The only word I know of in Finnish for "basement" is _kellari_. The English corollary to this, "cellar," is used only to refer to an _unfinished_ storage space below ground level, usually concrete or stone. "Basement," on the other hand, is used for a _finished_ living space, but can also be used to refer to a storage space.

Is there another word in Finnish that means an underground _finished_ living space?

Kiitos!


----------



## sakvaka

We can refer to a finished underground floor as _kellarikerros. Pohjakerros_ is (methinks) also possible but it may be too inaccurate since it usually refers to the ground-level floor.

_Tohtori Sillanpään toimisto löytyy rakennuksen kellarikerroksesta.
Hotellin kellarikerroksessa on sauna ja uima-allas._


----------



## akana

Kiitos, Sakvaka! So, would it sound odd in Finnish to say, for example, _Hei, laitetaan popcornia ja mennään kellariin katsomaan elokuvia! 
_
Would I want to use kellarikerros in this instance?


----------



## Hakro

akana said:


> So, would it sound odd in Finnish to say, for example, _Hei, laitetaan popcornia ja mennään kellariin katsomaan elokuvia!
> _
> Would I want to use kellarikerros in this instance?

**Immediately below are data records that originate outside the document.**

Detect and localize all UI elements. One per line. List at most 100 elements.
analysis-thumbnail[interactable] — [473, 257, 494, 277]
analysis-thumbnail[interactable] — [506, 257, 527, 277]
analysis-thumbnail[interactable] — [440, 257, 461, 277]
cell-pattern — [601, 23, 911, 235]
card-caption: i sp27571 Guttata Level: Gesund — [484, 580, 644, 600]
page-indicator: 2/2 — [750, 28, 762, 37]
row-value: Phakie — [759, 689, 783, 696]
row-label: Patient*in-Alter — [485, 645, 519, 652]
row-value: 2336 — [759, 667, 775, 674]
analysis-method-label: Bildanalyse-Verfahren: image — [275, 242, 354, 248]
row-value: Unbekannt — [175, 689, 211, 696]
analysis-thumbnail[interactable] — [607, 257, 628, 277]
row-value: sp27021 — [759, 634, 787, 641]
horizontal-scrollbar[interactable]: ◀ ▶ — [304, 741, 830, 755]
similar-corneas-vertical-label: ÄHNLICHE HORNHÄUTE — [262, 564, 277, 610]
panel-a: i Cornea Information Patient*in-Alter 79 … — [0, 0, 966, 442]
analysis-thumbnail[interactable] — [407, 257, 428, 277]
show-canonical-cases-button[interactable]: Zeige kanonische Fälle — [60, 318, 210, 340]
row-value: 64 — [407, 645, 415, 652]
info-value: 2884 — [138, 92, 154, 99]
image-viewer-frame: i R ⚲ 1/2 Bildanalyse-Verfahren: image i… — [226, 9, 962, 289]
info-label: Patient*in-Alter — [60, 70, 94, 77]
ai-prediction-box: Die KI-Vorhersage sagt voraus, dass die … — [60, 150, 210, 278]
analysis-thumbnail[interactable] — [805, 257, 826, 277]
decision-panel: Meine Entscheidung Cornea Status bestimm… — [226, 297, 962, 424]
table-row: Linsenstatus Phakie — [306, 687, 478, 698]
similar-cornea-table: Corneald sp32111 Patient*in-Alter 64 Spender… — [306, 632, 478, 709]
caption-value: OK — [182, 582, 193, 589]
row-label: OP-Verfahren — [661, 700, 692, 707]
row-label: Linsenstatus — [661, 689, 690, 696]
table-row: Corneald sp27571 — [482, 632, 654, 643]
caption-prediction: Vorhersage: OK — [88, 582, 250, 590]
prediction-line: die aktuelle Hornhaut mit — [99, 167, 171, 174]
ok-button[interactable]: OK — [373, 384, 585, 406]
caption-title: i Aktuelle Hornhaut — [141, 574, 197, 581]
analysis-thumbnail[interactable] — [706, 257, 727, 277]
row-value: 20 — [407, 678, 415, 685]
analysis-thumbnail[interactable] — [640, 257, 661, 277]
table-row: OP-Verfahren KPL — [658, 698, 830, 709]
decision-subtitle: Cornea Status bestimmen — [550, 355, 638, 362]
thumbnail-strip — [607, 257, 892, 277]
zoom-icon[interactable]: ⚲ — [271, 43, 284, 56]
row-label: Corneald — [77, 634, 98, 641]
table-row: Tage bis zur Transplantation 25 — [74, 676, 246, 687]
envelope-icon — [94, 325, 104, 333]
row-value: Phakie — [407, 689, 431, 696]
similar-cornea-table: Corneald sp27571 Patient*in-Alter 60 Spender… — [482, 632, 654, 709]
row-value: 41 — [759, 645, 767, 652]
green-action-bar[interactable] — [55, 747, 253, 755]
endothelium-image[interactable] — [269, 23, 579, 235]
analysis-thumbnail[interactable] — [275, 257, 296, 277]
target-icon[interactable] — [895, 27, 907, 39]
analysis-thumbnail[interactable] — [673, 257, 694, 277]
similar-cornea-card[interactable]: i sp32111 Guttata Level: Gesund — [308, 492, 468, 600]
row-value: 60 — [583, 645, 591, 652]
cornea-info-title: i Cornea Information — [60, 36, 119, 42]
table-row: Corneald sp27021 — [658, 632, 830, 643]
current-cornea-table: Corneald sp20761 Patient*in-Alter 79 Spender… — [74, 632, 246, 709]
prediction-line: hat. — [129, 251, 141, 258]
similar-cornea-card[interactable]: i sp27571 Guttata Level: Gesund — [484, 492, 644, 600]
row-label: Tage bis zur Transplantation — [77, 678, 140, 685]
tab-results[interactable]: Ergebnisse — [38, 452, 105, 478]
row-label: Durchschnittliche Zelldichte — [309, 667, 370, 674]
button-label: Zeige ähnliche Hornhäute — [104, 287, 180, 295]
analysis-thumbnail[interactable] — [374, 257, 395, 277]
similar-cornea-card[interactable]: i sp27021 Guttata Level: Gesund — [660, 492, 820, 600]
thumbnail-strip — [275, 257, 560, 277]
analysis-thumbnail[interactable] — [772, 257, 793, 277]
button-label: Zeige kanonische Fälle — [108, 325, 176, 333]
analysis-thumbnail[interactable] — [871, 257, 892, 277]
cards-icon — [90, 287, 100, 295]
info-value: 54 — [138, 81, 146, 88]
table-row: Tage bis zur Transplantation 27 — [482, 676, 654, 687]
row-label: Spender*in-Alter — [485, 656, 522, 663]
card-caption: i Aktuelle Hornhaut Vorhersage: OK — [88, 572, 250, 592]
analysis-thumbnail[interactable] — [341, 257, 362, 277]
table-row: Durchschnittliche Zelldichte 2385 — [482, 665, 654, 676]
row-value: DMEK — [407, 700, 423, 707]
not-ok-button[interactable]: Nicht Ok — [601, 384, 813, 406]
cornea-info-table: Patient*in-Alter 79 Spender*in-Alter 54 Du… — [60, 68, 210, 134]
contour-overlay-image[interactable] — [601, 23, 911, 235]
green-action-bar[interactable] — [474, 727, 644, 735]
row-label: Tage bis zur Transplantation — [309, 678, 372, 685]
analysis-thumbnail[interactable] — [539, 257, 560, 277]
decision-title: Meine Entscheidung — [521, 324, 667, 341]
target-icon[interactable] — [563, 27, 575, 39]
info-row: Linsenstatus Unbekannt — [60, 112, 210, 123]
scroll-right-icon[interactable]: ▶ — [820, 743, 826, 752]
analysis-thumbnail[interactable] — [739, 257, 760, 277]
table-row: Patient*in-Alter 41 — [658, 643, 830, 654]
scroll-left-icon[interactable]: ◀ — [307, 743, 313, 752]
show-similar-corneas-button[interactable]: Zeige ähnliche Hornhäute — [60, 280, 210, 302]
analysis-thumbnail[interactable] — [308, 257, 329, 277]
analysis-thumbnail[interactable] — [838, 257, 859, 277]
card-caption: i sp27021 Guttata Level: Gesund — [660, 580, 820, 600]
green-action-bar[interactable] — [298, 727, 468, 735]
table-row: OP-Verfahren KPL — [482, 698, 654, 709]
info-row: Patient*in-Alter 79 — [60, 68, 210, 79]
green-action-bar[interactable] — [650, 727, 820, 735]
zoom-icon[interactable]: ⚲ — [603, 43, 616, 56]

In many Finnish single family houses there is an "entertainment room" with TV set etc. in the basement/cellar, so your example _Hei, laitetaan popcornia ja mennään kellariin katsomaan elokuvia! _is perfect, and no one would use _kellarikerros_ in such a colloquial phrase.

Speaking about single family houses, _kellarikerros_ is used used in official contexts but seldom in spoken language.


----------



## Spongiformi

Hakro said:


> In many Finnish single family houses there is an "entertainment room" with TV set etc. in the basement/cellar, so your example _Hei, laitetaan popcornia ja mennään kellariin katsomaan elokuvia! _is perfect, and no one would use _kellarikerros_ in such a colloquial phrase.



If you were talking to people not familiar with your house, and you said, "_mennään kellariin katsomaan elokuvia!" _many a guest would first imagine you'll be sitting on potato crates watching a TV surrounded by jars of jam.

But it's true "_kellarikerros_" wouldn't be used. Too official and stiff sounding.


----------